Practically in tears, he asks the ballboy for the same ball but then serves a double fault as he goes for another big second delivery. He brings up another match point as Rafter nets a backhand return but double faults again. Match point number three turns up when Rafter just misses with a backhand down the line. Ivanisevic prays at the spot where the ball lands, but then the third seed comes up with a wonderful lob to stay alive.
Rafter puts another backhand return into the net and it’s match point number four. Again, Ivanisevic requests the same ball and he makes a serve which his opponent returns into the net. Goran Ivanisevic is Wimbledon champion.
The following week, he goes home to a massive celebration in his hometown Split. Wearing the New Jersey Nets jersey of Drazen Petrovic, the Croatian basketball great whose life was cut tragically short at 28 in a car crash, he addresses his adoring public before, in true Goran style, stripping down to his kecks and throwing his clothes into the crowd.
That was the last title of Ivanisevic’s career as his shoulder deteriorated further. He had surgery the following year and bowed out in 2004 on Centre Court after defeat to Lleyton Hewitt.
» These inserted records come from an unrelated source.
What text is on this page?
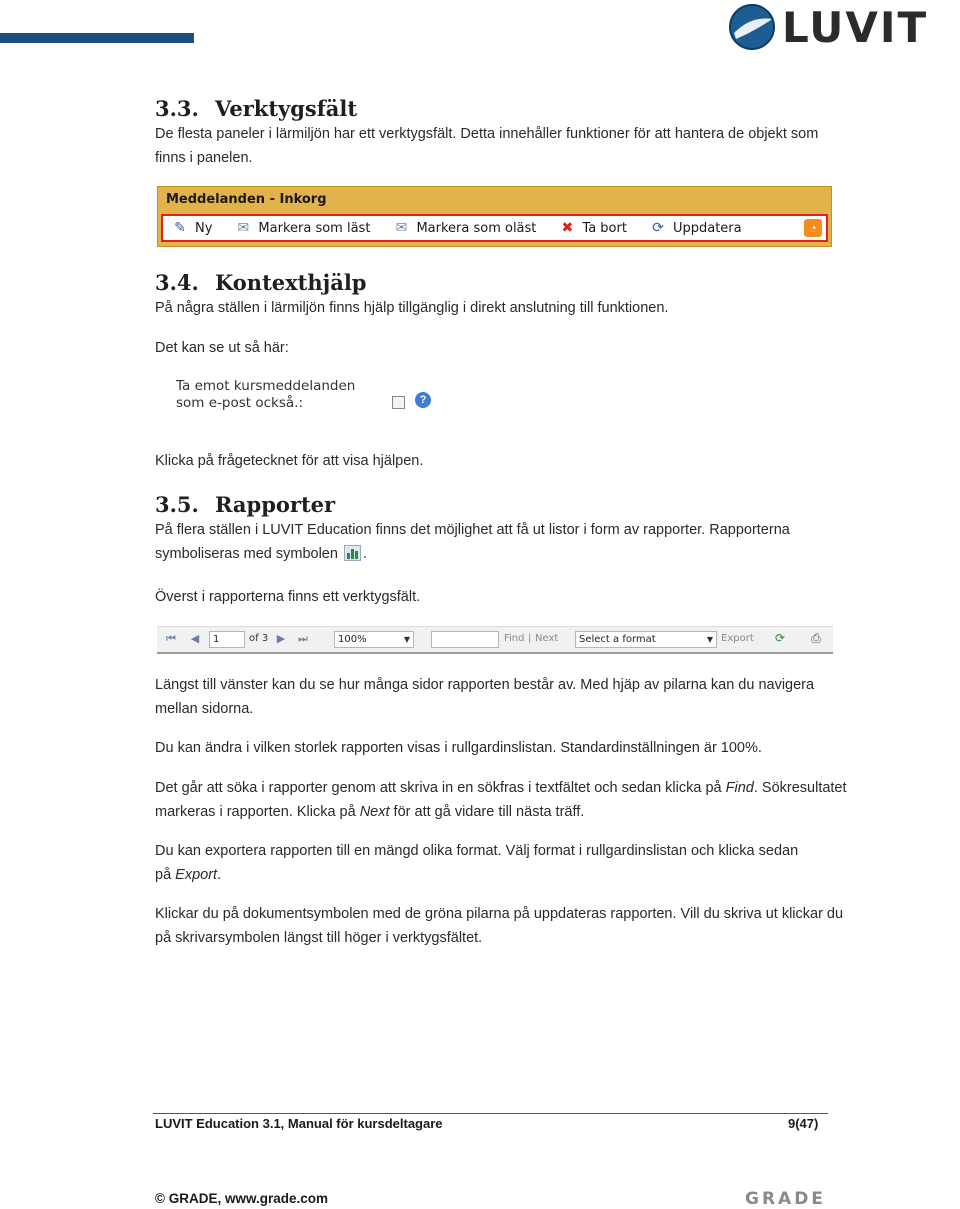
LUVIT
3.3. Verktygsfält

De flesta paneler i lärmiljön har ett verktygsfält. Detta innehåller funktioner för att hantera de objekt som finns i panelen.

Meddelanden - Inkorg
✎ Ny ✉ Markera som läst ✉ Markera som oläst ✖ Ta bort ⟳ Uppdatera	◔
3.4. Kontexthjälp

På några ställen i lärmiljön finns hjälp tillgänglig i direkt anslutning till funktionen.

Det kan se ut så här:

Ta emot kursmeddelanden som e-post också.:	?

Klicka på frågetecknet för att visa hjälpen.

3.5. Rapporter

På flera ställen i LUVIT Education finns det möjlighet att få ut listor i form av rapporter. Rapporterna symboliseras med symbolen .

Överst i rapporterna finns ett verktygsfält.

⏮ ◀	1	of 3 ▶ ⏭	100%	▼	Find | Next	Select a format	▼ Export ⟳ ⎙

Längst till vänster kan du se hur många sidor rapporten består av. Med hjäp av pilarna kan du navigera mellan sidorna.

Du kan ändra i vilken storlek rapporten visas i rullgardinslistan. Standardinställningen är 100%.

Det går att söka i rapporter genom att skriva in en sökfras i textfältet och sedan klicka på Find. Sökresultatet markeras i rapporten. Klicka på Next för att gå vidare till nästa träff.

Du kan exportera rapporten till en mängd olika format. Välj format i rullgardinslistan och klicka sedan på Export.

Klickar du på dokumentsymbolen med de gröna pilarna på uppdateras rapporten. Vill du skriva ut klickar du på skrivarsymbolen längst till höger i verktygsfältet.

LUVIT Education 3.1, Manual för kursdeltagare	9(47)
© GRADE, www.grade.com	GRADE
Rafter’s career ended somewhat sooner. Lacking motivation and struggling with injuries, he retired at the end of 2001 after a heartbreaking Davis Cup Final defeat to France on a specially laid grass court in Melbourne Park.
2001 was also the end of Wimbledon as we knew it. The All England Club relaid the courts with extra strong rye grass leading to higher and slower bounce, and this combined with a slightly larger and heavier ball took the game away from the serve-volleyers. The effect was immediate.
Despite the changes, Henman made the semi-finals again in 2002 but went out to Hewitt who beat David Nalbandian to clinch his only Wimbledon title. Then came the Federer era.